Retire To Camp For Tea
Although I have tried to give the facts behind the rules, it is perhaps worth mentioning that I really enjoyed every aspect of the game we played. The actual gameplay was fast and the rules very easy to pick up, with the use of cards adding a whole additional layer of possibility. Another ‘win’ for me was the fact that the game is themed around the concept of not only taking part in a skirmish game but also an adventure, with the use of encounter tables, set objectives, turn limits, a back story, etc. During our game, we tried to play in a suitable style, with even the cannibals charging into contact to the sound of niama, niama (meat, meat), as observed by Henry Stanley during his mission to find Dr. Livingstone.
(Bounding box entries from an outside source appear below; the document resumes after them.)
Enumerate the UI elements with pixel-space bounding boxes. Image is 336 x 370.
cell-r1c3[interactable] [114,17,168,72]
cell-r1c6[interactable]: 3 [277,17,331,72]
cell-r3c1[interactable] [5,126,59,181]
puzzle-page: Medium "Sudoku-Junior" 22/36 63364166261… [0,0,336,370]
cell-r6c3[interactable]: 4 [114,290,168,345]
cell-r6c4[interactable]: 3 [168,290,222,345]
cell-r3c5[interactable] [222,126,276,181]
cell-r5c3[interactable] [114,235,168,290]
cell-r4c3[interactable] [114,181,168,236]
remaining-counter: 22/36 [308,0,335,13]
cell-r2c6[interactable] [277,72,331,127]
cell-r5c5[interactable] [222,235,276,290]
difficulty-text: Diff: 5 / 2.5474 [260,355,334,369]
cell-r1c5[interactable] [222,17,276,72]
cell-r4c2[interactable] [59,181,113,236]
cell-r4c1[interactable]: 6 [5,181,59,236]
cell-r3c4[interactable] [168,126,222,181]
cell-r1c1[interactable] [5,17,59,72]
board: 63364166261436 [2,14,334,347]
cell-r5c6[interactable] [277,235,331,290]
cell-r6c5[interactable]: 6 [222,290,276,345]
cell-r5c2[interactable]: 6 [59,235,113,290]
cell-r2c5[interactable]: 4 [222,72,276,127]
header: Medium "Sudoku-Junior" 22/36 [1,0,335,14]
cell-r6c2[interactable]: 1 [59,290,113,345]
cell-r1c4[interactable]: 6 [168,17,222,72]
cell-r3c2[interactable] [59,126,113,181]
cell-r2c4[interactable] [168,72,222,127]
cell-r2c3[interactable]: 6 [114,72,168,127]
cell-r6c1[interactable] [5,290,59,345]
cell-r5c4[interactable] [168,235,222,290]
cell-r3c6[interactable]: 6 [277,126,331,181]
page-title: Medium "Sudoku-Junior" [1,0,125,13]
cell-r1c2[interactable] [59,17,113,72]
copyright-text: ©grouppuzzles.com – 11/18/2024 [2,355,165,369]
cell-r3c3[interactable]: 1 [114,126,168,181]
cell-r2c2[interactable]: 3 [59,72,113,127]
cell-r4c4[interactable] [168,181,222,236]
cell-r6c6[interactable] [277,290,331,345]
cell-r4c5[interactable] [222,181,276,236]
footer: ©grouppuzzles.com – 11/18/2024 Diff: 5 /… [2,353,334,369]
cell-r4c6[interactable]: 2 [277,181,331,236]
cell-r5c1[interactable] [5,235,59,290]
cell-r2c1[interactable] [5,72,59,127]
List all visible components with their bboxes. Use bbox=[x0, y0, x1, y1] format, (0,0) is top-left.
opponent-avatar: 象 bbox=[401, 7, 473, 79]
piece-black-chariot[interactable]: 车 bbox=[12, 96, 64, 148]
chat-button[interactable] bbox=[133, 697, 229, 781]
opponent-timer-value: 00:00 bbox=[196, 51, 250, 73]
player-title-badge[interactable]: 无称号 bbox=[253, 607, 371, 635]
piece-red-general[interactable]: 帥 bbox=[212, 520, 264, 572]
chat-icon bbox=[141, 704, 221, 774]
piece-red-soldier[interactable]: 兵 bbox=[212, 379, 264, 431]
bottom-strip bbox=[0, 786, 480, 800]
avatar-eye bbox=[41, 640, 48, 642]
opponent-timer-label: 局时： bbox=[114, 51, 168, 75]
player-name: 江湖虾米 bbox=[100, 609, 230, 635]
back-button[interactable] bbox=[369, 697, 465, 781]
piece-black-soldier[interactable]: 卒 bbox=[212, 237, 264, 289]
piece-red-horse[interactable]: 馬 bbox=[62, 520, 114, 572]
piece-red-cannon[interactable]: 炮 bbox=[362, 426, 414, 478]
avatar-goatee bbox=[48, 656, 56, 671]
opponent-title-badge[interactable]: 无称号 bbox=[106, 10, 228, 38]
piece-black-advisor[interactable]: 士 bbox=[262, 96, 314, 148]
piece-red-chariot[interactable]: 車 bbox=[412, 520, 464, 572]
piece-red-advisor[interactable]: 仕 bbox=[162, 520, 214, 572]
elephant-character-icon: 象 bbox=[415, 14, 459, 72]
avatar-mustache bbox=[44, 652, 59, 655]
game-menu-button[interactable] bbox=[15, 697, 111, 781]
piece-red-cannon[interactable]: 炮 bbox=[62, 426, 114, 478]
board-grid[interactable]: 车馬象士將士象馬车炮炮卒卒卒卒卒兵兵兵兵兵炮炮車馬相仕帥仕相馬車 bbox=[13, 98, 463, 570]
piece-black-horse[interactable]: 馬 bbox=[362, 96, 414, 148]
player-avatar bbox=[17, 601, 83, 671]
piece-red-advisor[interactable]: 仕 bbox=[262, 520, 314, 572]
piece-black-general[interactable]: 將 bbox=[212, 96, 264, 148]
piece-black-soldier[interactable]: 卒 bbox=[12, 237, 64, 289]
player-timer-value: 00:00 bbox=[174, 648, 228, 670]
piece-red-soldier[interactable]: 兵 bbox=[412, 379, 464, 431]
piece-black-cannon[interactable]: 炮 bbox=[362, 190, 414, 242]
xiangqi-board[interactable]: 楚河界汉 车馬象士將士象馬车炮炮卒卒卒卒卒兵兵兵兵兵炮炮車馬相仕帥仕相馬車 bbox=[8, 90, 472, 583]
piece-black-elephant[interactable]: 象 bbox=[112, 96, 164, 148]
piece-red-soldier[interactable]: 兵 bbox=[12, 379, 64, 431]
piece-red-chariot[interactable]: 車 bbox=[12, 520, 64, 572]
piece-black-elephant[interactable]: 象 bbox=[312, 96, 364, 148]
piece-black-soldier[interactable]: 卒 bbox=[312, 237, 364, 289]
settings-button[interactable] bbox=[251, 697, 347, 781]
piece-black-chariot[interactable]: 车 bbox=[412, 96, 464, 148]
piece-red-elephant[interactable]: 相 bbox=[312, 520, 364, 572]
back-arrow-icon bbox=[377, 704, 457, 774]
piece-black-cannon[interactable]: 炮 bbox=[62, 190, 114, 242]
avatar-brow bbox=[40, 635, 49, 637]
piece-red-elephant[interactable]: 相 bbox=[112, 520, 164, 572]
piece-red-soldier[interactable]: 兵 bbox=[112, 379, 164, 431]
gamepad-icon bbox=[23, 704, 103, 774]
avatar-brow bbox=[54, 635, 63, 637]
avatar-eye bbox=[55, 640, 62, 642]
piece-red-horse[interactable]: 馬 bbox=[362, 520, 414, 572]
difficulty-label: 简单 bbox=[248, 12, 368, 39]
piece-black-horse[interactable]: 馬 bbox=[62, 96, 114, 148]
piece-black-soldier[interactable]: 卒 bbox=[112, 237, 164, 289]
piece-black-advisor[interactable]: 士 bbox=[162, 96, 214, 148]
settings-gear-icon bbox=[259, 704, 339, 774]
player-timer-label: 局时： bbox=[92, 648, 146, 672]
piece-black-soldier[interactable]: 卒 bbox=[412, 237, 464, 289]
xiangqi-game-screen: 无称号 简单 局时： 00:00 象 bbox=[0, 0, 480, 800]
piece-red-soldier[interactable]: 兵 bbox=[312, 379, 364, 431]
Although one could simply play the game as a battle, the addition of a chosen scenario really helps to create a suitable tale of derring-do, horror and adventure. At the time of writing, it is hoped to offer the whole game as one package, cards, dice, et al, with the possibility of including suitable figures or a complimentary range with unit cards from a well-known manufacturer. All in all, this has the makings of one of those games you can play at home, at the club or at a show or convention quite happily and then play out the same scenario again and again with varied outcomes. I look forward to seeing the final version and will be happily digging out my painted figures and jungle scenery in anticipation.